Segundo dados da União da Indústria da Cana-de-Açúcar e Bioenergia (UNICA), a moagem de cana e a produção de açúcar no Centro-Sul do Brasil registraram uma queda de 15% na primeira quinzena de agosto, em comparação às duas últimas semanas de julho.

“O que chama atenção é que essa redução ocorreu antes dos eventos de queimadas em São Paulo. Portanto, os próximos relatórios quinzenais da UNICA devem apontar quedas ainda mais acentuadas na moagem de cana e na produção de açúcar, tanto devido aos efeitos das queimadas quanto à sazonalidade da safra, que naturalmente tende a se afastar do seu pico produtivo.
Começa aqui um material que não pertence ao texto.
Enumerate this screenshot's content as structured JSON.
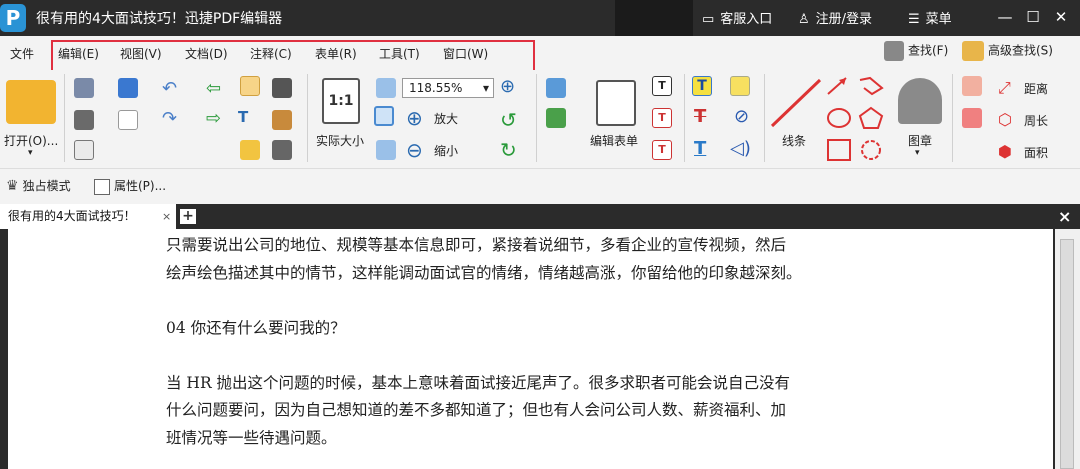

A pressão fundamental de alta sobre os preços do açúcar bruto em Nova York, baseada na quebra da safra atual do Centro-Sul, será significativamente elevada não apenas nas próximas semanas, mas também nos próximos meses”, destacou Muruci. Ele acrescentou que a expectativa da Safras & Mercado é que o contrato para março de 2025 atinja o patamar de 21,50 centavos de dólar por libra-peso na primeira metade de setembro, com possibilidade de alcançar 22,50 centavos na segunda quinzena do mês.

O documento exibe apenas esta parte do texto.